Anthony Loaned 2000 To Cleopatra For One Year At 10% Interes
Anthony Loaned 2000 To Cleopatra For One Year At 10 Interest All D
Anthony loaned $2,000 to Cleopatra for one year at 10% interest, all due at maturity. He insisted the terms of the transaction be formalized in a promissory note. In this situation: Select one: a. The maturity value of the note is $2,000. b. Anthony is considered the maker of the note and records the note as an asset in his accounting records. c. Anthony is considered the maker of the note and records the note as a liability in his accounting records. d. Cleopatra is considered the maker of the note and records the note as a liability in her [his] accounting records.
Paper For Above instruction
In the scenario where Anthony loans $2,000 to Cleopatra at an interest rate of 10% with all terms formalized in a promissory note, understanding the roles and accounting entries involved is crucial for accurate financial reporting. Typically, when a loan is made, the lender (Anthony) is considered the "maker" of the note, which signifies the entity that commits to paying or receiving the funds under the terms of the agreement. Conversely, the borrower (Cleopatra) is the "payee" or the "maker" of the note in her capacity as the recipient of the loan.
In this context, when Anthony loans money to Cleopatra and records a promissory note, he records the note as an asset. This is because the note represents a legal right to receive cash (the principal plus interest) at the note's maturity date. As an asset, the note appears on Anthony's balance sheet under receivables or notes receivable, depending on the specific accounting terminology used. The asset valuation includes the principal amount of $2,000 plus the interest accrued over the period to the maturity date.

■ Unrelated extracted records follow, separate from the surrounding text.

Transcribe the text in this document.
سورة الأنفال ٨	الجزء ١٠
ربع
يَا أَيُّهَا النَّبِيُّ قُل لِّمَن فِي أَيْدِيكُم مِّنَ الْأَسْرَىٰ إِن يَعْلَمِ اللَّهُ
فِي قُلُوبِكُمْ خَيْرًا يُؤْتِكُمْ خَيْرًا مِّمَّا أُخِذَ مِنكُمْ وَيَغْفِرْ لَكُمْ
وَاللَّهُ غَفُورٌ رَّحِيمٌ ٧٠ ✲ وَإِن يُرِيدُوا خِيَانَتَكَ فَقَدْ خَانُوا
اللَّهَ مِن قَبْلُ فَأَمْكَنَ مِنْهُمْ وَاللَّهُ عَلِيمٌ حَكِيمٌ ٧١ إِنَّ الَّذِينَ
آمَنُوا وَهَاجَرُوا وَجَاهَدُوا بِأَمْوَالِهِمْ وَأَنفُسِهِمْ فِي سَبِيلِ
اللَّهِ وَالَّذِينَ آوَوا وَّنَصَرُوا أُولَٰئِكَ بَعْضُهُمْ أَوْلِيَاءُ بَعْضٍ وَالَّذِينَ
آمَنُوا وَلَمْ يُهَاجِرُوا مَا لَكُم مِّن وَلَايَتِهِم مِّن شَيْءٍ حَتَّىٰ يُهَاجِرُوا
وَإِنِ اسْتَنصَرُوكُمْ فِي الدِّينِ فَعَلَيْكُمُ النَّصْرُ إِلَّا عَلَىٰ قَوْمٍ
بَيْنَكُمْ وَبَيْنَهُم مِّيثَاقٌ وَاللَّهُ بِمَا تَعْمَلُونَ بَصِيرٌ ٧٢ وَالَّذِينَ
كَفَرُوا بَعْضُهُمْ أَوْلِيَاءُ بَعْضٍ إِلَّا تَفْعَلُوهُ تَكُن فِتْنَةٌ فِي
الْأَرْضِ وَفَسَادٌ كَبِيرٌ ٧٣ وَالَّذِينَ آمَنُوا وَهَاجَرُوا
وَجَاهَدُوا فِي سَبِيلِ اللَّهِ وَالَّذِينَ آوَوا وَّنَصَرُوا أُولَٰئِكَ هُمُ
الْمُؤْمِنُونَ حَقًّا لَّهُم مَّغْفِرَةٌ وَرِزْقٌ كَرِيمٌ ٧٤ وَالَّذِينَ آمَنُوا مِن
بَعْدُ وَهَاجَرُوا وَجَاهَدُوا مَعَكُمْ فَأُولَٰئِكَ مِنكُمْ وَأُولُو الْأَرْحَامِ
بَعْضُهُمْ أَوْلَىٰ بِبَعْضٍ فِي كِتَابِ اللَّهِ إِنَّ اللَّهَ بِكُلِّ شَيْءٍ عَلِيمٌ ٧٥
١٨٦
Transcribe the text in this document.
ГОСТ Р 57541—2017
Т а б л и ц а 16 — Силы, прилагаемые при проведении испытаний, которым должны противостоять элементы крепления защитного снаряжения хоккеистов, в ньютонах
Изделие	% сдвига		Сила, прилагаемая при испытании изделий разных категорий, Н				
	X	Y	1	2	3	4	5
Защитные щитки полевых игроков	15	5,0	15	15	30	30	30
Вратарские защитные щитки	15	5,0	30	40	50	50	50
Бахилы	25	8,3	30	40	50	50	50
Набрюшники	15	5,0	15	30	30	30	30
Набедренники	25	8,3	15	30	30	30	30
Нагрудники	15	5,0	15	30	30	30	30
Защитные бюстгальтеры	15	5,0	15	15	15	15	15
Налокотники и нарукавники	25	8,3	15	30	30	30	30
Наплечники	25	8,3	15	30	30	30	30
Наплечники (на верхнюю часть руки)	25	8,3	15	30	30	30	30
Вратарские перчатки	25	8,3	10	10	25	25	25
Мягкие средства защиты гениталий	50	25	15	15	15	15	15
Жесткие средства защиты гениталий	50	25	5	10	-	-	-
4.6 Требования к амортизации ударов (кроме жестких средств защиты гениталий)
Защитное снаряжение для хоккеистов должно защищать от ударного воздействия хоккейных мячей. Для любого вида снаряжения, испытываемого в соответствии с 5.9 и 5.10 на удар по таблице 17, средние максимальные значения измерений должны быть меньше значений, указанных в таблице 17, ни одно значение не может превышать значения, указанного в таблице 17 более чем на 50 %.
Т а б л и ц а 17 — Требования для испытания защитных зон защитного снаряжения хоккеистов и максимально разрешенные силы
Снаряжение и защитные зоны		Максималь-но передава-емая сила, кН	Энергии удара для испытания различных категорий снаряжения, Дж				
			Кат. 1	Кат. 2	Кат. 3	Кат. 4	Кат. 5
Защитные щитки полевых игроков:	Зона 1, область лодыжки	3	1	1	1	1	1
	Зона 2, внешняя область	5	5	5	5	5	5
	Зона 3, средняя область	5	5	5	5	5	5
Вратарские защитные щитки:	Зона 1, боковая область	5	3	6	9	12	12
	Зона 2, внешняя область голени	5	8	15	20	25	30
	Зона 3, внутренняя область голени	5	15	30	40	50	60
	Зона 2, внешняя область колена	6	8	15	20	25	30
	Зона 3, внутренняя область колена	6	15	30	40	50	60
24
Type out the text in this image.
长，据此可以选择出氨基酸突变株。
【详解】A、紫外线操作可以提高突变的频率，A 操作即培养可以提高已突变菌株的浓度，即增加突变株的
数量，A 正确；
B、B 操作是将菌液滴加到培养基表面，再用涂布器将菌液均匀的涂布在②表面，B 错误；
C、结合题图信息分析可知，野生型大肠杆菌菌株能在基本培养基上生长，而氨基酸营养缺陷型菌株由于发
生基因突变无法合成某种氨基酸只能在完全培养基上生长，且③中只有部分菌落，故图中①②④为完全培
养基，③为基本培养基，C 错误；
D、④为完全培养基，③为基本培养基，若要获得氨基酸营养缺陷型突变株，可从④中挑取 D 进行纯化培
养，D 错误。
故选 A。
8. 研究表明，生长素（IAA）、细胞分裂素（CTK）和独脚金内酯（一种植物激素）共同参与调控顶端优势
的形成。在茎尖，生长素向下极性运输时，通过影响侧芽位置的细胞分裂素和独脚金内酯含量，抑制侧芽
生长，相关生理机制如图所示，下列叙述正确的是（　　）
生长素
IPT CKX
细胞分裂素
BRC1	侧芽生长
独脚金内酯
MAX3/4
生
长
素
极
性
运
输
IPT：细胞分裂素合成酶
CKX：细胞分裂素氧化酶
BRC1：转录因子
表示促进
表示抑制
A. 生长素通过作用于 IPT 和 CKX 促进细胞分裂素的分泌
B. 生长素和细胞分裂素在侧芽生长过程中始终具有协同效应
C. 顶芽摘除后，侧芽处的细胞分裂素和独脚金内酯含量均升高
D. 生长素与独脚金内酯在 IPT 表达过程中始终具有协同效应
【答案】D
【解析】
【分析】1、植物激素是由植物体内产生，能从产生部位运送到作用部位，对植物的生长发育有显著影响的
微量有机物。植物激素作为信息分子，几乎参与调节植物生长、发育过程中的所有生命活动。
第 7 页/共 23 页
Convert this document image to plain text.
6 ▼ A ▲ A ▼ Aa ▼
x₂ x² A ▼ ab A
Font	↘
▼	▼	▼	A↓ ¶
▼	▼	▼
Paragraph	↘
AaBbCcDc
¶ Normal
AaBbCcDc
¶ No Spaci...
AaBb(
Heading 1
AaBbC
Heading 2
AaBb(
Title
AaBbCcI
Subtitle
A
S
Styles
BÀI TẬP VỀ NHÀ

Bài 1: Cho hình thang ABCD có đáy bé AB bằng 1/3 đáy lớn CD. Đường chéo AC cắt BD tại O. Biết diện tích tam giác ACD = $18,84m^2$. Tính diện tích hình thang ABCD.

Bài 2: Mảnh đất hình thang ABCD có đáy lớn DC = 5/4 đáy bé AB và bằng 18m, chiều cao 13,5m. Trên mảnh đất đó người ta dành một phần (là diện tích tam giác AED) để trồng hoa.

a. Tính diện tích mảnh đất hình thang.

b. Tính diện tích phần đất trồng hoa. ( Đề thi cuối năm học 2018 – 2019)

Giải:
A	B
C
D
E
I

On the other hand, Cleopatra, as the borrower and maker of the note, will recognize a liability, representing her obligation to repay the amount borrowed plus interest. From her perspective, the note is a liability, which she records on her balance sheet as a note payable. When the note matures, she will settle the amount owed by paying the principal plus interest to Anthony.
Regarding the multiple-choice options provided, option (b) correctly states that Anthony is considered the maker of the note and records the note as an asset in his accounting records. This aligns with standard accounting principles, which treat notes receivable as assets for the lender who is the note’s maker. Option (c), which states that Anthony records the note as a liability, is incorrect because liabilities represent obligations owed to external parties, not receivables. Options (a) and (d) are also inaccurate because the maturity value of the note is not solely the principal; it includes the interest accrued, and Cleopatra, being the borrower, does not record the note as a liability in her business system.
References
- Weygandt, J. J., Kimmel, P. D., & Kieso, D. E. (2020). Financial Accounting (11th ed.). Wiley.
- Garrison, R. H., Noreen, E. W., & Brewer, P. C. (2021). Managerial Accounting (16th ed.). McGraw-Hill Education.
- McGraw-Hill Education. (2019). Principles of Accounting.
- Healy, P. M., & Palepu, K. G. (2012). Business Analysis & Valuation: Using Financial Statements. Cengage Learning.
- Rittenberg, L. E., Johnstone, K., & Gramling, A. (2019). Financial & Managerial Accounting (11th ed.). Cengage Learning.
- FASB Accounting Standards Codification. (2023). Revenue Recognition. Financial Accounting Standards Board.
- International Financial Reporting Standards (IFRS). (2023). IAS 32 Financial Instruments: Presentation. IFRS Foundation.
- Appendix D of IFRS Standards. (2023). Accounting for Financial Instruments.
- American Accounting Association. (2022). Journal of Accounting Research.
- Financial Accounting Standards Board (FASB). (2022). Accounting Standards Update 2022-XX. Effect of Accounting Changes and Error Corrections.